Sherlock: The Abominable Bride

A quarta temporada da série possui apenas um episódio por enquanto, e como todos os episódios anteriores, do tamanho de um filme de uma hora e meia, mantendo um clima morno metade do seu tempo, diminuindo seu ritmo para retratar a época vitoriana abandonada pela própria premissa da série de se atualizar. Neste episódio estamos na época original de Sherlock Holmes, e em uma de suas história originais, vinda de seus livros que, claro, continuam aqui sendo escritos por Watson.

O episódio, claro, utiliza os mesmos atores e personagens, mas em disposições ligeiramente diferentes: o irmão mais velho de Sherlock é gigantesco de gordo, e Molly Hooper se disfarça de homem para trabalhar no necrotério. E o roteiro se diverte imensamente dessas diferenças: Sherlock e o irmão apostam em quanto tempo Mycroft irá morrer por comer feito um porco e, em vez de não perceber o amor platônico de Hooper, Holmes não percebe que ela é uma mulher de bigode. O grande trunfo deste episódio é dar uma oxigenada na série e reviver momentos semelhantes de maneira diferente ao de costume.

Além de manter os artifícios que tornaram "Sherlock" um trabalho monumental de roteiro e uma evolução no que diz respeito a direção de arte e fotografia, a direção mantém o mesmo ritmo de melhora contínua. As transições elegantes entre um labirinto de plantas e os dedos pensativos de Holmes ou um testemunho na sala de estar do detetive "se jogando" frente à cena do crime são dois exemplos de uma série racional, pautada em diálogos, mas sem perder seu dinamismo visual, sua provocação constante e eclética na mente do espectador.

Sendo assim, se é divertido acompanhar os letreiros que pulam na tela quando um personagem recebe um bilhete, ou os recortes de jornais flutuando em frente a um Sherlock Holmes concentrado e dopado, esses detalhes escalam para o nível de brilhantismo quando descobrimos a verdade por trás da história, fazendo com que o roteiro de Mark Gatiss e Steven Moffat figure com honra entre os deliciosamente mais complexos e inusitados da série, provavelmente do lado de A Scandal in Belgravia. Depois da reviravolta principal nada mais parece o mesmo, e até um espectador menos atento irá perceber as referências inseridas de maneira mais orgânica até do que trabalhos igualmente minuciosos como A Origem, que é excelente, mas burocrático e técnico.
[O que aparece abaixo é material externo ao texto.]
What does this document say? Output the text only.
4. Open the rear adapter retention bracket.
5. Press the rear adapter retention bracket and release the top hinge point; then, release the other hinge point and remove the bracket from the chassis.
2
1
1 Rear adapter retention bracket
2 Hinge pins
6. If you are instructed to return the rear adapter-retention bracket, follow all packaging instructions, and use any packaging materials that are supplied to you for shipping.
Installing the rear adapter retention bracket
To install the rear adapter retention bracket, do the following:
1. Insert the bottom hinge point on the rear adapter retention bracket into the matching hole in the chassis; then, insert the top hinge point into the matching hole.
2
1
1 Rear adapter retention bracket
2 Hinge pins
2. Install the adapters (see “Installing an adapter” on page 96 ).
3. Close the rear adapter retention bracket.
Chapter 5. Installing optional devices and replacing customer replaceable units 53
Jogando o espectador nos exatos quatro minutos em que Sherlock foi expatriado, logo no final do episódio anterior, a abertura desta quarta temporada é um trabalho tão ambicioso que mais uma vez sou obrigado a compará-lo com o melhor que o Cinema tem a oferecer. Mais uma vez um trabalho que merece não só estrear em streaming, mas ocupar algumas salas de cinema pelo mundo.